California, 20 other states and
Washington, D.C., allow the medical use of marijuana, and two of those
states, Colorado and Washington, have also legalized personal use.
“If marijuana is actually such a dangerous drug, the rational response by the Department of Justice
would be to increase, not decrease, prosecution in those states,” Gilg
said in court papers. She also argued that the government’s
state-by-state enforcement policy is discriminatory.
The government’s expert witness is Bertha Madras, a Harvard professor of psychobiology and a former official in the Office of National Drug Control Policy under President George W. Bush.
In a court declaration, she said marijuana “has a high potential for
abuse” and is properly classified among the most dangerous drugs.
Medical uses debated
Contrary
to popular notions, Madras said, marijuana is addictive for frequent
users, interferes with concentration and motivation, and can cause brain
damage. Marijuana smoke contains “significant amounts of toxic
chemicals,” she said. And despite “anecdotal evidence” that it helps
some patients feel better, she said, there are no valid long-term
studies that support its use as medicine — in fact, although some of the
plant’s ingredients may be beneficial, “there is no such thing as
medical marijuana.”
Nonsense, said Dr. Philip Denney, a defense expert witness and a founding member of the Society of Cannabis Clinicians.

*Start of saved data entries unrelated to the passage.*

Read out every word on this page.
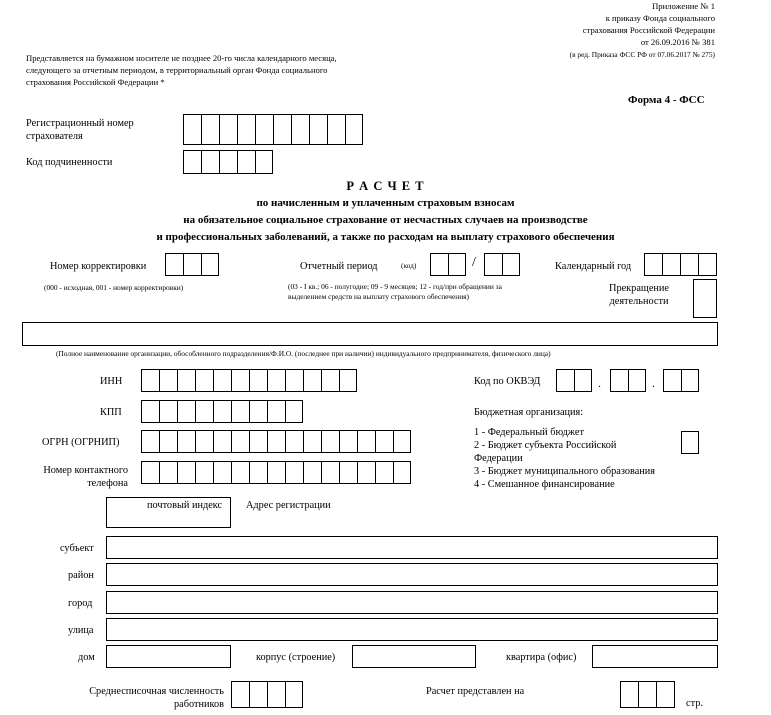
Приложение № 1
к приказу Фонда социального
страхования Российской Федерации
от 26.09.2016 № 381
(в ред. Приказа ФСС РФ от 07.06.2017 № 275)
Представляется на бумажном носителе не позднее 20-го числа календарного месяца,
следующего за отчетным периодом, в территориальный орган Фонда социального
страхования Российской Федерации *
Форма 4 - ФСС
Регистрационный номер
страхователя
Код подчиненности
Р А С Ч Е Т
по начисленным и уплаченным страховым взносам
на обязательное социальное страхование от несчастных случаев на производстве
и профессиональных заболеваний, а также по расходам на выплату страхового обеспечения
Номер корректировки
(000 - исходная, 001 - номер корректировки)
Отчетный период	(код)	/
(03 - I кв.; 06 - полугодие; 09 - 9 месяцев; 12 - год/при обращении за
выделением средств на выплату страхового обеспечения)
Календарный год
Прекращение
деятельности
(Полное наименование организации, обособленного подразделения/Ф.И.О. (последнее при наличии) индивидуального предпринимателя, физического лица)
ИНН
КПП
ОГРН (ОГРНИП)
Номер контактного
телефона
Код по ОКВЭД	.	.
Бюджетная организация:
1 - Федеральный бюджет
2 - Бюджет субъекта Российской
Федерации
3 - Бюджет муниципального образования
4 - Смешанное финансирование
почтовый индекс Адрес регистрации
субъект
район
город
улица
дом	корпус (строение)	квартира (офис)
Среднесписочная численность
работников
Расчет представлен на
стр.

Despite government restrictions on the supply of marijuana for
research, he said in a declaration, new studies have shown “remarkable
promise” in using marijuana to relieve pain and treat numerous
illnesses, including forms of hepatitis, gastrointestinal and sleep
disorders, and Alzheimer’s disease.
Marijuana, Denney said, is a
“nontoxic, nonlethal substance” with little potential for abuse and no
recorded cases of fatalities, in contrast with the deaths caused by
alcohol and tobacco. He said its side effects pale in comparison with
the serious illnesses that can be caused by heavy doses of pain
relievers like Tylenol and Advil and the hallucinatory effects of the
main ingredient in NyQuil and Robitussin cough syrups.
Another defense expert, James Nolan, a chief of crime analysis and research for the FBI during President Bill Clinton’s
administration, said the main harm caused by marijuana is “its status
as an illegal substance,” which has relegated much of its distribution
to criminals and cartels and ruined the lives of many of its users.
Mueller,
who will weigh the conflicting testimony, is a former Sacramento city
councilwoman and federal magistrate who was appointed to the bench by
Obama in 2010. She is the first female judge in the Eastern District,
which includes Sacramento and Fresno.